Cha, the Comerfords, Eddie, Charlie, John Hoyne, Denis Byrne; they’ve all departed — only they haven’t. From breaking hurleys, crashing shoulders, trying to get in a clearance or shot against the likes of them in Cody’s cauldron, by even watching them on the box or from the stands, the likes of Larkin, Walter Walsh and Colin Fennelly have assumed that exacting standard and shared knowledge.
Does this side, now eyeing up a three in a row, have the talent and depth as the side that won four in a row? No.
In truth, this latest crop is more like the current Kerry team of Eamonn Fitzmaurice than the ridiculously-gifted sides Jack O’Connor had in the noughties.
But who’s there to stop them?

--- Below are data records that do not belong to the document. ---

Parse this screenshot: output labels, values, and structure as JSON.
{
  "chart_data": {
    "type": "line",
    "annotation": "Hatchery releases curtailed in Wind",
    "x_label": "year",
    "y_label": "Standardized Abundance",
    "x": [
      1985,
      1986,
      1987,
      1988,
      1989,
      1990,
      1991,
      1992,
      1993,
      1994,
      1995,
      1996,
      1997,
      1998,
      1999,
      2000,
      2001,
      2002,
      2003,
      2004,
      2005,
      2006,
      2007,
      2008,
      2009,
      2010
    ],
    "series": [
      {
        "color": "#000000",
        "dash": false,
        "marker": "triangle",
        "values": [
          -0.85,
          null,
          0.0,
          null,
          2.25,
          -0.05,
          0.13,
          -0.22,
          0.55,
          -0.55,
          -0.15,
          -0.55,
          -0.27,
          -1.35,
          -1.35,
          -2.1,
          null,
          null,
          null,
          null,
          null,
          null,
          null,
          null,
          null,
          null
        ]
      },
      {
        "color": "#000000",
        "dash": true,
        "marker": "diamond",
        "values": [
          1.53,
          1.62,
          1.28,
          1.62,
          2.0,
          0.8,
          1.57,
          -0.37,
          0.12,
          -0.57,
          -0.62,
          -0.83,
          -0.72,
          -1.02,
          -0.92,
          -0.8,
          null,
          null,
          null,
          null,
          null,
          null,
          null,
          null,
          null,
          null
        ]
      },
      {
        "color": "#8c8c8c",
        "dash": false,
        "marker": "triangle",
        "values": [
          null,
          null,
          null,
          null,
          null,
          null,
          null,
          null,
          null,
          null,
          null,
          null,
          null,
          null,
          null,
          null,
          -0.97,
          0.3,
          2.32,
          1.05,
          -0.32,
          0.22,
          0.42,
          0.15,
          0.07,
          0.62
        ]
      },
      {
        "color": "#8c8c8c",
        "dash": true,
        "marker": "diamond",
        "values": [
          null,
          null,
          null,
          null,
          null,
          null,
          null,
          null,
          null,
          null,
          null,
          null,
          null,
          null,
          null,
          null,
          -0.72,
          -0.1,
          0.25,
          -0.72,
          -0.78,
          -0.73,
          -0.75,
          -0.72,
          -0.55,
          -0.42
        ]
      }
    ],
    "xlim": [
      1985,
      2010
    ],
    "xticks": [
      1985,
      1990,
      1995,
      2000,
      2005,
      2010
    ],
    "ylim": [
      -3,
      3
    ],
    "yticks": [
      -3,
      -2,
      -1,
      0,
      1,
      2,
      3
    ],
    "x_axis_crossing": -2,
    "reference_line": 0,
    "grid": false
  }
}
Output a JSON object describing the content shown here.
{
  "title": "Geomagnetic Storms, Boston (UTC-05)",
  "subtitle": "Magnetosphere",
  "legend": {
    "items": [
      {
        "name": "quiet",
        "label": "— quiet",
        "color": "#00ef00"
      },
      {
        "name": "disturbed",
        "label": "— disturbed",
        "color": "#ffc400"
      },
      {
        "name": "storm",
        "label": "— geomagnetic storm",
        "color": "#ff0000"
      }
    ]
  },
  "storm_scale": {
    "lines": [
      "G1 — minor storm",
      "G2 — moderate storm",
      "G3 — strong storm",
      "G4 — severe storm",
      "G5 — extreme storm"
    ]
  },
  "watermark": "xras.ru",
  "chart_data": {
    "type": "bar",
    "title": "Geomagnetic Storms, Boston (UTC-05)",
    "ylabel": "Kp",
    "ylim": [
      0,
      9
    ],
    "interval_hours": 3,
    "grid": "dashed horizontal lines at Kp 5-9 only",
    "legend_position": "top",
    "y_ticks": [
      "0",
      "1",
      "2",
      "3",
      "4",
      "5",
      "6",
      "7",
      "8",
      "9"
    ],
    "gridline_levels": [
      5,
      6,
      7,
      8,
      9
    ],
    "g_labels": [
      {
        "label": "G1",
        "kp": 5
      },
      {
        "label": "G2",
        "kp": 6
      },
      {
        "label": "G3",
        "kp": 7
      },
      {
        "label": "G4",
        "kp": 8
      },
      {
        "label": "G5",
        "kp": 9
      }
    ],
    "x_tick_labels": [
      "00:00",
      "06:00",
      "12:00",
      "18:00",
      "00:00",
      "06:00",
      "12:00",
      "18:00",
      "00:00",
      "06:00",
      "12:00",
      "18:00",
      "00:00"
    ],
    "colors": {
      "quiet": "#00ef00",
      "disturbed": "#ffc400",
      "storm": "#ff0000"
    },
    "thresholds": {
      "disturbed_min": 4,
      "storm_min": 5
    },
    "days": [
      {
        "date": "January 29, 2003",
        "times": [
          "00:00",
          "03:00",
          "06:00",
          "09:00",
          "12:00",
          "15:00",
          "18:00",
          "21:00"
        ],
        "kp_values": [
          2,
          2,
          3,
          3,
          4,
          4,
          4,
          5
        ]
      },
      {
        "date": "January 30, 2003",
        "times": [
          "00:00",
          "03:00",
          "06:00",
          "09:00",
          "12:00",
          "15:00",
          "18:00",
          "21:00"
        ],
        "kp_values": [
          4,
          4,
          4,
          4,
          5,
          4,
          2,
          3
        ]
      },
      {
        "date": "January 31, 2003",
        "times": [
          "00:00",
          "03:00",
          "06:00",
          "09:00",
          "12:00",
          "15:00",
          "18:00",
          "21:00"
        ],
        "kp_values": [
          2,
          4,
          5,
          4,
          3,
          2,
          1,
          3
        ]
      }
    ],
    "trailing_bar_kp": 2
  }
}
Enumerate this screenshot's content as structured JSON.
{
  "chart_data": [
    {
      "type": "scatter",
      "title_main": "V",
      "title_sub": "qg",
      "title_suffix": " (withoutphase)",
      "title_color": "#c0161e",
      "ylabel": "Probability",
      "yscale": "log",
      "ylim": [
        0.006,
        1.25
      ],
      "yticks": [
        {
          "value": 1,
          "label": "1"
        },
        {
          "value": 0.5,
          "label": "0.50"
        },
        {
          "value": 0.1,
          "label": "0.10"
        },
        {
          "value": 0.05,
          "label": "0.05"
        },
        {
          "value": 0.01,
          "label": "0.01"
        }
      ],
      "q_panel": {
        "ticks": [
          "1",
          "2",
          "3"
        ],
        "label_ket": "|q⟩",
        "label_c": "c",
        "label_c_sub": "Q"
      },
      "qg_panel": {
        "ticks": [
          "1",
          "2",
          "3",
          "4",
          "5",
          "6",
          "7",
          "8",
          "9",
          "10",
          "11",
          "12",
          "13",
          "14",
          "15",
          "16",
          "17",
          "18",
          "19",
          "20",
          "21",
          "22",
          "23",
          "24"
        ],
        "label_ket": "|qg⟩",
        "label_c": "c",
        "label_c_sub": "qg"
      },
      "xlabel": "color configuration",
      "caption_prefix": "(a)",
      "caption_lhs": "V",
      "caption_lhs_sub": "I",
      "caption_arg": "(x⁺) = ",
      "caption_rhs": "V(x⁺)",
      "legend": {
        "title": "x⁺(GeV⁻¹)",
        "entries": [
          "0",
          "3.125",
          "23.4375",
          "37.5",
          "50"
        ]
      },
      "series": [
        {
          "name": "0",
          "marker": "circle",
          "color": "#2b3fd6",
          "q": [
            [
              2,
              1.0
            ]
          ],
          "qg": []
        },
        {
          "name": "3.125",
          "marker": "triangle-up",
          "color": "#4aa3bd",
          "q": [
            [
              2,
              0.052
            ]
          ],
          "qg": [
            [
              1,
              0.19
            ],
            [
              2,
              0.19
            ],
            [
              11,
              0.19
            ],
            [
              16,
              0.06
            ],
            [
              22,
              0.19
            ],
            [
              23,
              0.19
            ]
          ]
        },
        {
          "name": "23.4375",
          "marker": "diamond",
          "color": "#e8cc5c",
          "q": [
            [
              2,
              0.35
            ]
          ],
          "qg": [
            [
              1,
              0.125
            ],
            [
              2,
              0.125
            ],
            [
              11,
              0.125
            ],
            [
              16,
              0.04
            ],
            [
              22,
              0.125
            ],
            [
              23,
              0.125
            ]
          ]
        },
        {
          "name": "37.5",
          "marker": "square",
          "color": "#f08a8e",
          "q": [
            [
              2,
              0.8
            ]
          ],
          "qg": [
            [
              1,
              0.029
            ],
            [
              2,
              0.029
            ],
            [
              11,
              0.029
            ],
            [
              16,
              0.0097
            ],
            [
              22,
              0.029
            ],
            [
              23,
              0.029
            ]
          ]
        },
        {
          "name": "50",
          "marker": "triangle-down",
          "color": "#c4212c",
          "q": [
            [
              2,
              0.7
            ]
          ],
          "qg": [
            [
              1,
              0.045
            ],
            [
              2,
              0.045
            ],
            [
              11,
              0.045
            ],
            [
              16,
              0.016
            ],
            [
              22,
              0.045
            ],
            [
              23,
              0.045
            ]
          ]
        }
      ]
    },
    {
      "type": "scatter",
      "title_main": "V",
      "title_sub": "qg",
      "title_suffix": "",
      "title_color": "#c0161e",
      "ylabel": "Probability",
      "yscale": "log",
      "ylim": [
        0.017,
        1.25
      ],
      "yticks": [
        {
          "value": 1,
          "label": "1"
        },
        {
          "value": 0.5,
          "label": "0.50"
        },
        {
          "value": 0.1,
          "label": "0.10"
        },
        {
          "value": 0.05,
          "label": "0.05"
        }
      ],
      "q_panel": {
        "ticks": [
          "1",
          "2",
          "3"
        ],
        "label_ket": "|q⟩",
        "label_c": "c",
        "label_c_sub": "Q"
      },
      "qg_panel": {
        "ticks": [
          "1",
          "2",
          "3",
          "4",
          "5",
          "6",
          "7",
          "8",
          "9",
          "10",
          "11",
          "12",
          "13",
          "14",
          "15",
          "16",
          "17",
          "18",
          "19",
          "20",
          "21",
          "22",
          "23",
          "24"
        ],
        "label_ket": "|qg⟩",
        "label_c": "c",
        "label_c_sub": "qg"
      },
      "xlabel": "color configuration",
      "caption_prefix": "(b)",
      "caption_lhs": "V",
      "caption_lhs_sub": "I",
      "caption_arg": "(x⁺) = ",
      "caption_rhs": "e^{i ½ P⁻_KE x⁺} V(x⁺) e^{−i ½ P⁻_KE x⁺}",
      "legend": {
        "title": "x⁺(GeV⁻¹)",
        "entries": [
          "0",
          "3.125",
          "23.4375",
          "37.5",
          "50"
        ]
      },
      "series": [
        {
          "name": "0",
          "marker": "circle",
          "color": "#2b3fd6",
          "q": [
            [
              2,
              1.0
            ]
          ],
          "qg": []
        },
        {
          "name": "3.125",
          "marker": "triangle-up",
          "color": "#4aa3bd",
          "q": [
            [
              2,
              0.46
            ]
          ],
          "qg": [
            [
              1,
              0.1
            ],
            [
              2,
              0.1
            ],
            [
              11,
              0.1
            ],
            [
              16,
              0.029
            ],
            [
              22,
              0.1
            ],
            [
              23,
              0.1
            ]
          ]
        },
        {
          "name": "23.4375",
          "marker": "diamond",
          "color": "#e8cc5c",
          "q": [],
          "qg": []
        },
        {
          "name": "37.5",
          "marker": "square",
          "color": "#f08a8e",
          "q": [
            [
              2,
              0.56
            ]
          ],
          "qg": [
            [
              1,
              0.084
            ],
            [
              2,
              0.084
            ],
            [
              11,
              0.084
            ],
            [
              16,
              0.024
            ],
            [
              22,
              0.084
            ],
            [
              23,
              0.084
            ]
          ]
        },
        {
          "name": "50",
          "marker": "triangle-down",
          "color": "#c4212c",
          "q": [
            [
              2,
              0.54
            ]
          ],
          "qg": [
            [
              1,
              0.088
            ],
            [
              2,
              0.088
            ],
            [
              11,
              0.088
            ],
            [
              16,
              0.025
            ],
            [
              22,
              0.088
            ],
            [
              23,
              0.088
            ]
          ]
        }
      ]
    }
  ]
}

Looking at the hurling landscape and there is no equivalent of Jim Gavin’s Dublin, Sheedy’s Tipp or O’Grady’s Cork to foil them.
There are plenty of teams capable of seriously challenging.
alway if they build on this year; as disappointing and drastic as their second-half underperformance was, it’s almost impossible for a team to come along with five rookies and expect to win an All-Ireland straight away; but trying to recreate the momentum and the this-is-our-time sense that Anthony Cunningham radiated will be difficult.
Clare have the talent but need for their players to strengthen up and their manager to loosen it up.
Any Cork manager has so much low-hanging fruit to gather but will the county board appoint one who will do even that? The Tipperary succession plan was presumably made with the view of retaining rather than pursuing an All-Ireland; it will be a challenge for Michael Ryan to tell that dressing room something it hasn’t heard from him as a selector before — unless he has in mind quite a different dressing room.
Similarly, we wouldn’t be a bit surprised if either Waterford, Limerick or Dublin likewise reached next year’s All-Ireland final — or crashed out in the first round of the qualifiers, oscillating fortunes Tipp and Galway each experienced in recent years. There’s very little between numbers two and eight. It’s a matter of structure, purpose and a little bit of fortune.
The one team we can safely predict who’ll make it to the All-Ireland quarter-finals or beyond is Kilkenny, just like they will for the next five years. Outside of Eoin Larkin, Sean Prendergast and the injury-ravaged Michael Fennelly, the team are all 28 or younger.
They don’t intend to go anywhere — and behind them is another generation of schoolgoers ready to learn from them how it’s done, Cody-style.